Barriers to entry aside, there are other reasons healthcare real estate investments in China do not make sense to most institutional real estate investors, according to Paul Guan, partner at international law firm Paul Hastings.

“Firstly, these investments require a long operational time to become profitable, while most private real estate funds can only hold the assets for up to five to six years,” Guan explained. Besides, most sizable healthcare properties can only be leased to general hospitals rather than specialized hospitals. Unlike specialized hospitals, general hospitals do not generate enough profits to afford rents that could meet the return requirements of most institutional investors, he added.
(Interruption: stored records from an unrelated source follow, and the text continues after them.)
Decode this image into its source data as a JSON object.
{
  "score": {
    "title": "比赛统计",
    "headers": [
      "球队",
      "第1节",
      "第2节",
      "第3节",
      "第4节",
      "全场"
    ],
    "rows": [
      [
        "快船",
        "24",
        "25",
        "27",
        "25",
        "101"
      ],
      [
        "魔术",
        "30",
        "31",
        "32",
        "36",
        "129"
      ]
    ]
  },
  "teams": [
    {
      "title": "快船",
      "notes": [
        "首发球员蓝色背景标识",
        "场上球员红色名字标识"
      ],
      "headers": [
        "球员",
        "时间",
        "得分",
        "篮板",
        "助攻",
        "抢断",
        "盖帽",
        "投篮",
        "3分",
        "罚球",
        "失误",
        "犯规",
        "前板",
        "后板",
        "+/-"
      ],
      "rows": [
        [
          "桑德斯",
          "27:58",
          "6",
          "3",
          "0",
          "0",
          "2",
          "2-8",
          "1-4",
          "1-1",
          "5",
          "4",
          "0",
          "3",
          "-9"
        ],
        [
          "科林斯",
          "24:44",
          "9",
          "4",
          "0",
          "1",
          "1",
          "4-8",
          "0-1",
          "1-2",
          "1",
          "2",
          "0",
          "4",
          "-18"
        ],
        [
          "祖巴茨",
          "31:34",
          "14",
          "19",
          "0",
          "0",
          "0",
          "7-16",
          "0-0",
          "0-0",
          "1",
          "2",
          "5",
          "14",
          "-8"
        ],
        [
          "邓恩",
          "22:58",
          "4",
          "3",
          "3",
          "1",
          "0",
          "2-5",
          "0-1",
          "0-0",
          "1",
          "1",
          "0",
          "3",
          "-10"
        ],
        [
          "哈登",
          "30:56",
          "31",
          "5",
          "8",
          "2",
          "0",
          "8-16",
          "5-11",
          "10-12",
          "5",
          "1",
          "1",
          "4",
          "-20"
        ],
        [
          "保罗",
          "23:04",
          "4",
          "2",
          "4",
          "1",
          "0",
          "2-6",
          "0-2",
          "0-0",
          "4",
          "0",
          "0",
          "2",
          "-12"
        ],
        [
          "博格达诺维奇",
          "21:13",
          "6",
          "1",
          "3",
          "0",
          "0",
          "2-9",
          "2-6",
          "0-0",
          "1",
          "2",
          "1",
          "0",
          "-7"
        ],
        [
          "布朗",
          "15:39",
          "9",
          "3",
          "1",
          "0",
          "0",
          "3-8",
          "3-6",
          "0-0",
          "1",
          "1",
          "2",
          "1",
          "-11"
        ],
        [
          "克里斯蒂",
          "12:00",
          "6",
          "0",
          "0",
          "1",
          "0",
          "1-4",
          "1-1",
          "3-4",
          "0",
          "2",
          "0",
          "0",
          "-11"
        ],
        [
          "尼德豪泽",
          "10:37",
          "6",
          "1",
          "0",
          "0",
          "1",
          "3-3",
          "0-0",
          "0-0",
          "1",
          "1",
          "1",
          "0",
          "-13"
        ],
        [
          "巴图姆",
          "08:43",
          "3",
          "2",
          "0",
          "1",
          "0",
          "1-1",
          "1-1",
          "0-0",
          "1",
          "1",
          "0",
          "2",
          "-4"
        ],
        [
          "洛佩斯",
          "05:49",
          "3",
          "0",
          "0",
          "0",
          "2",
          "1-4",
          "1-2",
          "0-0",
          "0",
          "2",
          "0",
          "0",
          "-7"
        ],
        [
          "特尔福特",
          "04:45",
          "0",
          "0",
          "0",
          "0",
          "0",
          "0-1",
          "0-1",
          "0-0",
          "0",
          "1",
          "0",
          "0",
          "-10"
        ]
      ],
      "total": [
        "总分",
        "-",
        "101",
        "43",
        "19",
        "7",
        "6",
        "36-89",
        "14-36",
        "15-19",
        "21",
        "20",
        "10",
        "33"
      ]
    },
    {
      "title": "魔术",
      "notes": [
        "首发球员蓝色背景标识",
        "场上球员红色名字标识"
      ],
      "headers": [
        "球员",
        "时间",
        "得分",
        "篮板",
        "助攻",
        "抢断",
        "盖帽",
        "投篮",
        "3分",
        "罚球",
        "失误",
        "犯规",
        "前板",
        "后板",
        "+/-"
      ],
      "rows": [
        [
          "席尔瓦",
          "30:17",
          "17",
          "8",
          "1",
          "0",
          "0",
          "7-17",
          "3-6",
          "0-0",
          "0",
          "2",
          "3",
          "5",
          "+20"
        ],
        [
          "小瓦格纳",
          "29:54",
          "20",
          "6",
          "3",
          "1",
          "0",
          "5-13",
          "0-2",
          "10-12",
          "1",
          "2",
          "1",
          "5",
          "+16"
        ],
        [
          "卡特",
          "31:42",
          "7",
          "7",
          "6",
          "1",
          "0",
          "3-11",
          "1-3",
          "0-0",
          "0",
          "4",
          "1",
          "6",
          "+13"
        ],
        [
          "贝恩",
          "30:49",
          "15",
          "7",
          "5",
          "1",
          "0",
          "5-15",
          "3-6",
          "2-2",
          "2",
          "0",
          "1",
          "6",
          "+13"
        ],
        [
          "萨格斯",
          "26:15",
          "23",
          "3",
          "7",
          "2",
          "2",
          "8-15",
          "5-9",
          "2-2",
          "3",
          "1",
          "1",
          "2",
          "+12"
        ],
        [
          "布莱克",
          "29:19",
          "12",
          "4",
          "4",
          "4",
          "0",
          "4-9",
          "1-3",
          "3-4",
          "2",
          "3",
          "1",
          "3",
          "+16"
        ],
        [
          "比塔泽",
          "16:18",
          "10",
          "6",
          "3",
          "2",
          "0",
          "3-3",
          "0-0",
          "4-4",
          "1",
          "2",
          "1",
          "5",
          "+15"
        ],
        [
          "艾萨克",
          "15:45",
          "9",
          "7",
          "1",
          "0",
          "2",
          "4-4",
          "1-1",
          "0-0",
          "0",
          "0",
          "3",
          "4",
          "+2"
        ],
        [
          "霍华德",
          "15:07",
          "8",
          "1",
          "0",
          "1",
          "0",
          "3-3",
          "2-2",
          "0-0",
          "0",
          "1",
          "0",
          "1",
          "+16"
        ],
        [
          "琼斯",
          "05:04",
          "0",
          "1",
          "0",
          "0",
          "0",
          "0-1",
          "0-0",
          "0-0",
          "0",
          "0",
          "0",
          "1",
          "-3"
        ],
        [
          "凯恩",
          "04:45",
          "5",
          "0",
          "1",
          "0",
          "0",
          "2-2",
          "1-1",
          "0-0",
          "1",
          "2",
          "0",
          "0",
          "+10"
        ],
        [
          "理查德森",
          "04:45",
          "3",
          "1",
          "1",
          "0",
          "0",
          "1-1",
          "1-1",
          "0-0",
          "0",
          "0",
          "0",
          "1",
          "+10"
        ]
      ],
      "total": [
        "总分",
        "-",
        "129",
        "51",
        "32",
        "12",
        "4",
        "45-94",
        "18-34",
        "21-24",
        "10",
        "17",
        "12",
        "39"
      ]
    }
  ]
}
Although specialized hospitals are more profitable, they are relatively small and do not require significant capital, says Guan. The ticket size of these investments would therefore be too small for most institutional investors, he added.

Deals do happen, however. Laboratory facilities are a growing subsector in the healthcare real estate sector in China, according to Liu. Starcrest, for example, paid $110 million for Starcrest Life Sciences Parc, an asset being used for laboratory facilities, in 2018.

Some landlords are also endeavoring to form clusters of clinics within some of their office buildings, according to Ellis. He is seeing more investors looking to incorporate healthcare elements into new or existing real estate properties.

Medical clusters are not uncommon in Hong Kong, a city which is famous for its medical tourism industry among Chinese visitors, according to a CBRE report. For example, a commercial building in Central, the central business district of Hong Kong, was fully leased to Virtus in Hong Kong. The report points out that medical tenants typically are willing to sign a longer lease up to 15 to 20 years and pay a 10 to 20 percent rental premium compared to the traditional office occupiers in the city. However, Lau points out that licensing issues for both healthcare operators and landlords in China are more complicated than in Hong Kong.

Despite the regulatory hurdles in the sector, healthcare spending in China has climbed from less than 500 billion yuan ($71.6 billion; €65.8 billion) in 2000 to more than 5 trillion yuan in 2017, according to a JLL report. The upshot in demand will bring a “renewed focus” on the sector, the report stated. That focus stands to only sharpen as coronavirus continues to ravage the country and its economy.